What Does an “Agent” Actually Do Anymore?

If you’ve been paying attention to agency news lately, it feels like the industry is going through a bit of an identity spiral. Between holding company consolidation, platform power plays like The Trade Desk deepening ties with networks like Publicis Groupe, and a steady rise in brands bringing media capabilities in-house, the question keeps surfacing in different forms: what is an agency actually supposed to do right now?

Or more specifically, what does it mean to act as an “agent” on behalf of a brand?

The definition should be simple. An agent is someone who acts on behalf of another in their best interest. But in modern media, that clarity has been lost. Agencies now position themselves across an increasingly fragmented set of capabilities, from performance and strategy to AI, creative, social, SEO, influencer, and beyond. Meanwhile, most brands aren’t looking for a menu of services. They’re looking for someone who can make their life easier and help the business grow.

As Campfire Senior Account Strategist Aidan Clark puts it, “Agencies have started to look like everything to everyone. But most brands aren’t asking for all of that. They’re asking for someone who can actually simplify the complexity and move the business forward.”

Agencies have started to look like everything to everyone. But most brands aren’t asking for all of that. They’re asking for someone who can actually simplify the complexity and move the business forward.
— Aidan Clark, Campfire

That disconnect is where things start to break down. Industry coverage from Ad Age and Campaign has framed the current shift as one driven by control. Brands want closer proximity to their data, more transparency into decision-making, and greater ownership over outcomes. In response, agencies have expanded their positioning, often blurring the lines between what they can do and what they should do.

The result is a market full of mismatched expectations. Brands enter relationships expecting transformation, while agencies stretch to present themselves as capable of delivering across every discipline. In reality, most are built to solve a narrower set of problems. When that gap isn’t acknowledged upfront, it shows up later in underperformance, misaligned KPIs, and reporting that looks polished but lacks real accountability.

Clark describes it more bluntly: “It’s like buying a house in cash and somehow still ending up underwater in a mortgage. Everyone thinks they’re getting certainty, but the structure underneath doesn’t support it.”

At its core, the issue isn’t a lack of capability. It’s a lack of alignment. And that’s where the definition of an agent becomes more useful again, not as a broad label, but as a responsibility. Acting as an agent means operating in someone else’s best interest, even when it’s not the easiest or most commercially attractive path. It requires acknowledging limitations, setting clear expectations, and, in some cases, recommending solutions that reduce your own scope in favor of a better outcome.

“The real job is fiduciary in nature,” Clark says. “You’re responsible for helping someone navigate complexity and make better decisions, not just executing tasks.”

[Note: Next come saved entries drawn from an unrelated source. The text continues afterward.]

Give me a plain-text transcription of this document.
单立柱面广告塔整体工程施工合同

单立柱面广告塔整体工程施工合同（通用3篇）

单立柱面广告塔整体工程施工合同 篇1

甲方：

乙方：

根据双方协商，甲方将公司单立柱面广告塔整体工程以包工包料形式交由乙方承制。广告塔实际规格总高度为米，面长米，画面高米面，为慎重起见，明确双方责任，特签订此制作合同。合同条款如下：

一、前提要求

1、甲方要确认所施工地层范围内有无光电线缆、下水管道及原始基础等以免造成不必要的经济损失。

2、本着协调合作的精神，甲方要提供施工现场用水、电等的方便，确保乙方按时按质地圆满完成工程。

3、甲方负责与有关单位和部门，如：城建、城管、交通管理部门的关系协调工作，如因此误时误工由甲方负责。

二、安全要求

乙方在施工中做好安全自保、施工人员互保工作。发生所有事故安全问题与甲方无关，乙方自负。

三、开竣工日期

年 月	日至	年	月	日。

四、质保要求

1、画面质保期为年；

That’s a harder road, especially in an industry that has historically rewarded scale, volume, and the ability to say yes to everything. Large holding companies will continue to win on scale. Platforms will continue to automate execution. In-house teams will continue to move closer to the data and the business itself. None of that eliminates the need for agencies, but it does narrow where they can create meaningful value.

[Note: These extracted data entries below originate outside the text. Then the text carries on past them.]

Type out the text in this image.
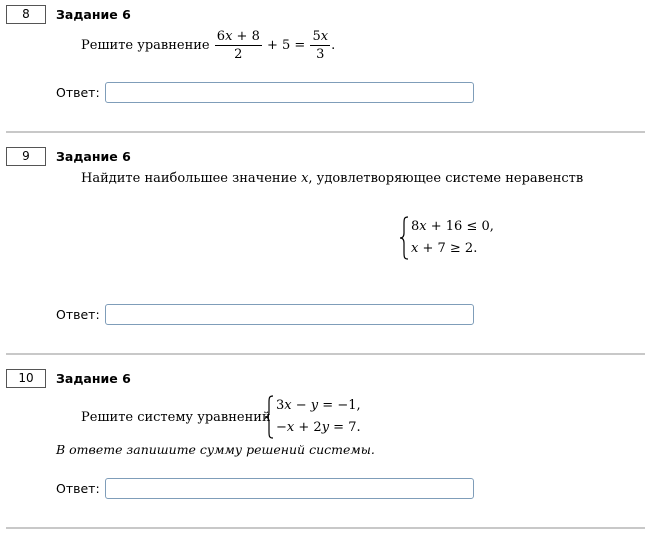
8	Задание 6
Решите уравнение $\frac{6x + 8}{2} + 5 = \frac{5x}{3}$ .
Ответ:
9	Задание 6
Найдите наибольшее значение x, удовлетворяющее системе неравенств
8x + 16 ≤ 0,
x + 7 ≥ 2.
Ответ:
10	Задание 6
Решите систему уравнений
3x − y = −1,
−x + 2y = 7.
В ответе запишите сумму решений системы.
Ответ:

Smaller, independent agencies aren’t going to outscale the holdcos but we can outthink them. The value is in the clarity you bring, not the volume you push.
— Aidan Clark, Campfire

Increasingly, that value sits upstream. In strategy. In audience understanding. In interpreting signals across channels and translating them into decisions that hold together over time. It is less about pushing volume through platforms and more about helping brands understand where to show up, when, and why.

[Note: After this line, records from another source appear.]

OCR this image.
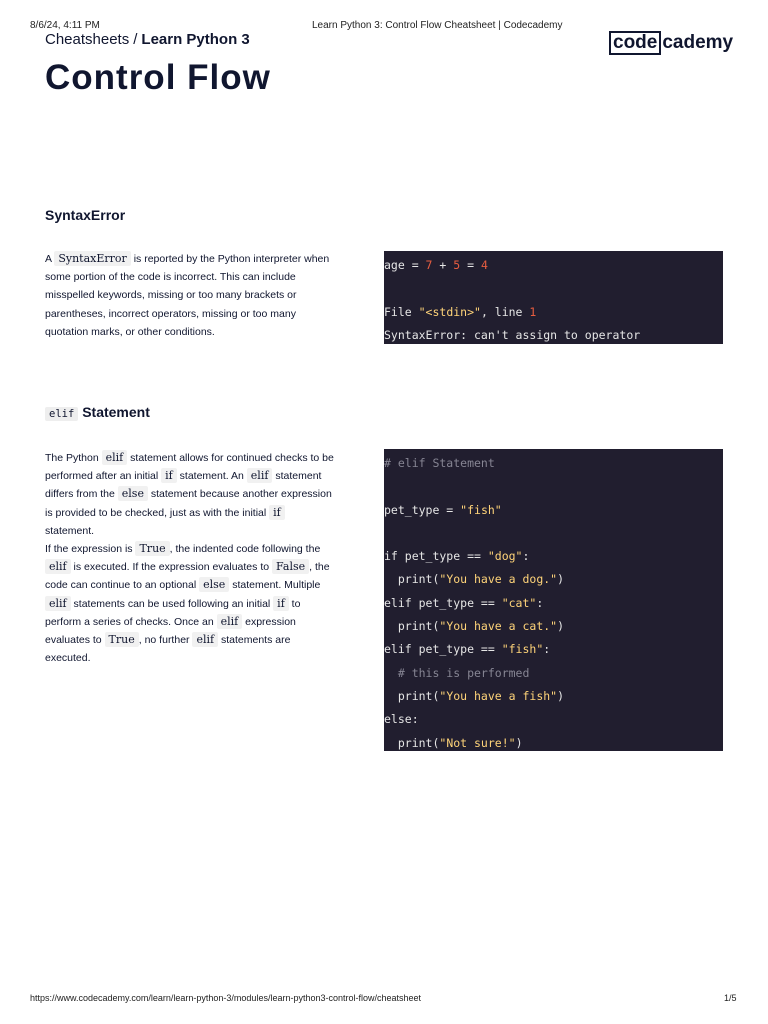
8/6/24, 4:11 PM	Learn Python 3: Control Flow Cheatsheet | Codecademy
Cheatsheets / Learn Python 3	code cademy
Control Flow
SyntaxError
A SyntaxError is reported by the Python interpreter when some portion of the code is incorrect. This can include misspelled keywords, missing or too many brackets or parentheses, incorrect operators, missing or too many quotation marks, or other conditions.
age = 7 + 5 = 4
File "<stdin>", line 1
SyntaxError: can't assign to operator
elif Statement
The Python elif statement allows for continued checks to be performed after an initial if statement. An elif statement differs from the else statement because another expression is provided to be checked, just as with the initial if statement.
If the expression is True , the indented code following the elif is executed. If the expression evaluates to False , the code can continue to an optional else statement. Multiple elif statements can be used following an initial if to perform a series of checks. Once an elif expression evaluates to True , no further elif statements are executed.
# elif Statement
pet_type = "fish"
if pet_type == "dog":
print("You have a dog.")
elif pet_type == "cat":
print("You have a cat.")
elif pet_type == "fish":
# this is performed
print("You have a fish")
else:
print("Not sure!")
https://www.codecademy.com/learn/learn-python-3/modules/learn-python3-control-flow/cheatsheet	1/5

“Smaller, independent agencies aren’t going to outscale the holdcos,” Clark notes. “But we can outthink them. The value is in the clarity you bring, not the volume you push.”

The agency identity crisis isn’t a sign that the model is disappearing. It’s a sign that it’s being forced to specialize. The idea of the agency as an all-in-one solution is giving way to something more focused and more accountable. Not everything to everyone, but the right partner for a specific role in a much more complex system.

In a landscape increasingly shaped by automation and consolidation, the role of an agent isn’t expanding. It’s narrowing. And the agencies that embrace that shift, rather than resist it, are the ones that will remain essential.